True enough, the Contradiction Matrix will offer certain clues that more fundamental jumps are required in order to fix the prevailing conflict. Principle 28, Mechanics Substitution is a pretty good clue that a mechanical system needs to stop being mechanical. Principle 36, Phase Transition, a more subtle but no less profound signal that a bigger discontinuity is in order.
Fortunately, as we plot out how Robust (or should that now be Resilient or AntiFragile?) system design mechanisms evolve through these bigger paradigm-shifting jumps we get to observe a very clear pattern.
We’re talking now about meta-contradictions. Solving Phase II reliability-with-consequences contradictions will climb us up the current design paradigm s-curve (while enabling macro-scale s-curve jumps), but when we hit its limits, we need to change the way we think about the design processes we deploy if we’re to jump to a new paradigm.

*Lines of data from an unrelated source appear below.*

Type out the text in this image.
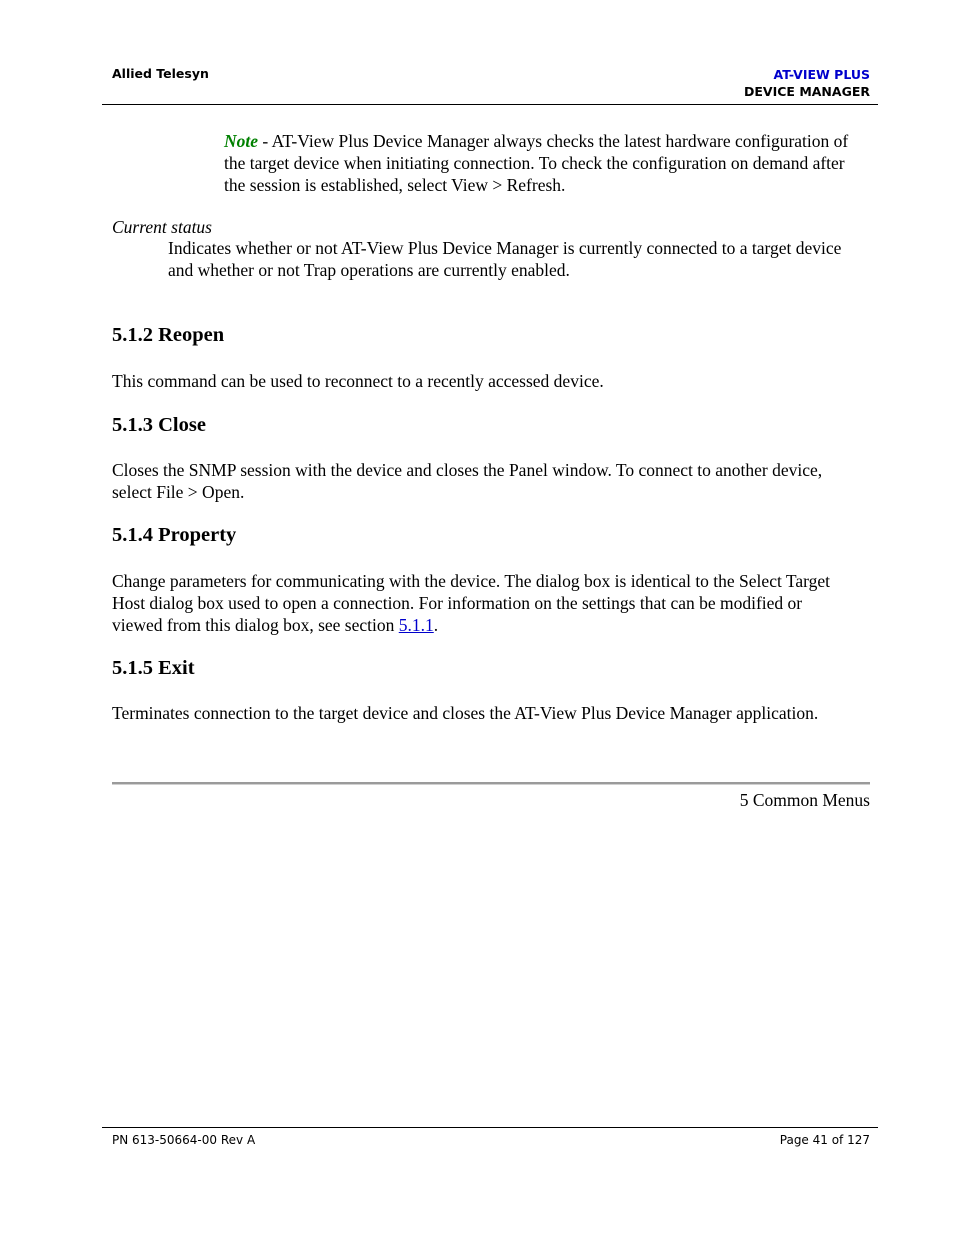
Allied Telesyn	AT-VIEW PLUS
DEVICE MANAGER
Note - AT-View Plus Device Manager always checks the latest hardware configuration of the target device when initiating connection. To check the configuration on demand after the session is established, select View > Refresh.
Current status
Indicates whether or not AT-View Plus Device Manager is currently connected to a target device and whether or not Trap operations are currently enabled.
5.1.2 Reopen

This command can be used to reconnect to a recently accessed device.

5.1.3 Close

Closes the SNMP session with the device and closes the Panel window. To connect to another device, select File > Open.

5.1.4 Property

Change parameters for communicating with the device. The dialog box is identical to the Select Target Host dialog box used to open a connection. For information on the settings that can be modified or viewed from this dialog box, see section 5.1.1.

5.1.5 Exit

Terminates connection to the target device and closes the AT-View Plus Device Manager application.

5 Common Menus
PN 613-50664-00 Rev A	Page 41 of 127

Typically, it seems, each one of these meta-design S-curves will offer designers one or sometimes two orders of magnitude increase in the levels of (compromise-free) reliability. Hence, if we think about reliability in terms of the number of ‘nines’ we’re able to achieve (Table 3 offers a way of calibrating where we are and where we need to be), and we have a desire to achieve a certain number of ‘nines’ that will ultimately tell us how many design-method paradigm jumps we are likely to have to make.
To those familiar with our Trends Of Evolution, it shouldn’t surprise you too much to learn that this design-paradigm trend is one of the thirty-eight step-change trends we’ve uncovered over the years. The pattern – reproduced in Figure 3 – has been established for some time. It has, in light of the emergence of the ‘antifragile’ word, also evolved. What is less well known is how the various evolution jumps correspond to the number of nines they are likely to deliver to the designer of a given system. Figure 3 contains an attempt to calibrate the trend, but it is still very visible that there’s a lot of uncertainty. Achieving nine-nines in a jet engine is not the same as achieving the same level of reliability in an epi-pen, for example.
Best at this stage in the evolution of the Trend to see it as a relative rather than an absolute tool. Which means that, to stick with the epi-pen thought for a few more seconds, if we’re currently achieving three-nines reliability and are currently using design methods that are ‘steady state’, and we have a desire to achieve six-nines, then we’re likely to have to make two design paradigm jumps: we need to think about and do something about transients and we need to think about and do something about slow degradation effects. Each jump, as stated earlier, likely to give us an increase in our number-of-nines of one or two.
For the jet engine example, where the current state of the art on modern engines is ten-nines or higher, we know that the next evolution jump in terms of design method is to go beyond the ‘design for Murphy’ idea that the engine should survive no matter how badly the customer tries to treat it, to the idea that when the customer does something dumb, the engine learns to make itself stronger.
What happens beyond the ‘AntiFragile Design’ paradigm remains to be seen. Keeping an eye out for that new jump is a job for the SI research team. In true ‘think of someone with a more extreme version of your problem because they’ve probably solved it’ and given that the aerospace industry currently defines the highest capability, it will very likely be them that we will need to look first. Meanwhile, the good news for all the other industries is that because aerospace has already made all the paradigm shifts along the Trend, the wheel doesn’t have to be re-invented. If you’re designing to include transient effects, in other words, you know where you need to look for your next big meta-level S-Curve shift.